Dr Caffyn has applied for judicial review on the grounds that there was:
- A failure to assess the effects of spreading manure and the emissions from burning biomass, which as indirect effects of the development, needed to be assessed
- A failure to impose a lawful planning condition on manure processing that would mean that the development would not cause groundwater pollution
- A failure to carry out a lawful appropriate assessment as required by the Habitats Regulations to ensure that the development would not adversely affect the integrity of a designated protected site
- A breach of regulation 9(3) of the Habitats Regulations, which requires the council to take steps to avoid the deterioration of habitats at protected sites
She points out that LJ Cooke used data from 2019-2021 to establish background ammonia levels, even though numerous applications for new or varied permits for poultry installations had been granted since 2020 which would enable approximately one million birds to be housed at any time in northern Shropshire.
Caffyn said, “I am delighted to have the opportunity, supported by River Action, to challenge this attempt to impose yet another massive factory farm upon the beautiful Shropshire countryside. Enough is enough. We simply cannot allow the creation of more of these giant clusters of polluting poultry units. There are already well over 20 million chickens in Shropshire, we don’t need more. Before we know it, the River Severn will soon be suffering the same pollution load as the neighbouring Wye – all because of these misguided and ill-informed planning decisions by Shropshire Council.”

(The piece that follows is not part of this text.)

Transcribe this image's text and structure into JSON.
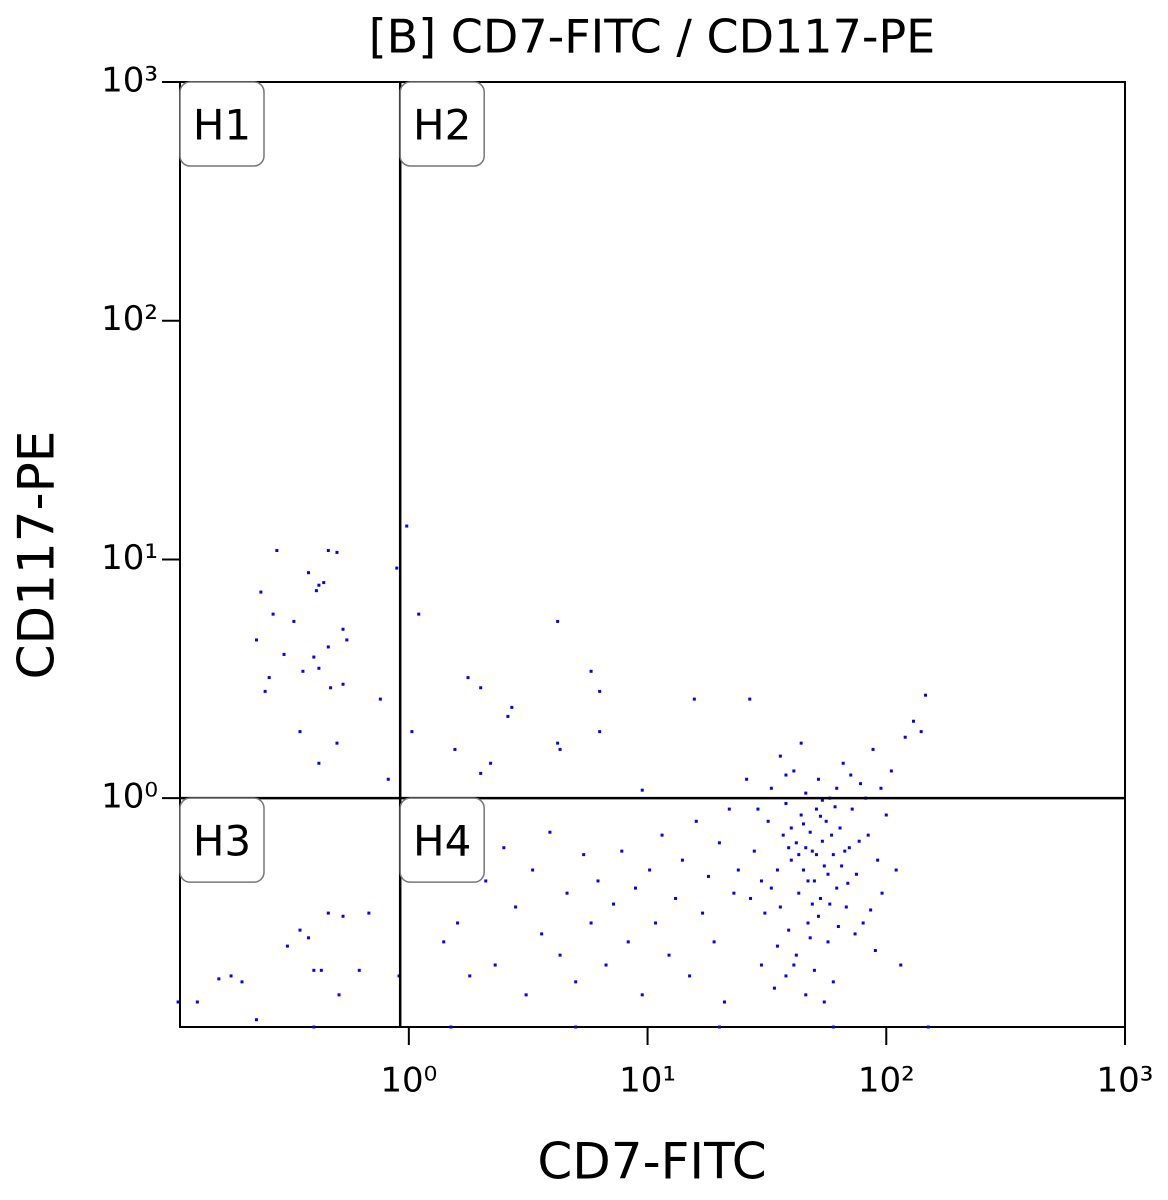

Charles Watson, chair of River Action, said, “One of the prime causes of the severe pollution of the River Wye was that when granting planning permission for the recent unprecedented proliferation of intensive factory farming units, the local county councils in Herefordshire and Powys never once considered the cumulative pollution impact that so much animal waste would have on the river catchment. Each application was treated as an individual event, with no thought being given to the fact that one of the most concentrated areas of intensive poultry production in Europe was springing up at the very heart of one of the most environmentally protected river catchments in the country.
“Like an appalling car crash in slow motion, exactly the same set of tragic events is now unfolding a few miles away in the neighbouring catchment of the River Severn. Shropshire County Council is waving through the planning system more and more huge intensive poultry unit applications, with no due consideration being given of their cumulative environmental impact and, by their own admission, are not even keeping any record of the number of intensive poultry units now operating across the region.
“River Action is determined to prevent a re-run of the environmental scandal of the Wye taking place across yet another one of the UK’s iconic rivers – hence why we have instigated and are actively supporting this critical legal action.”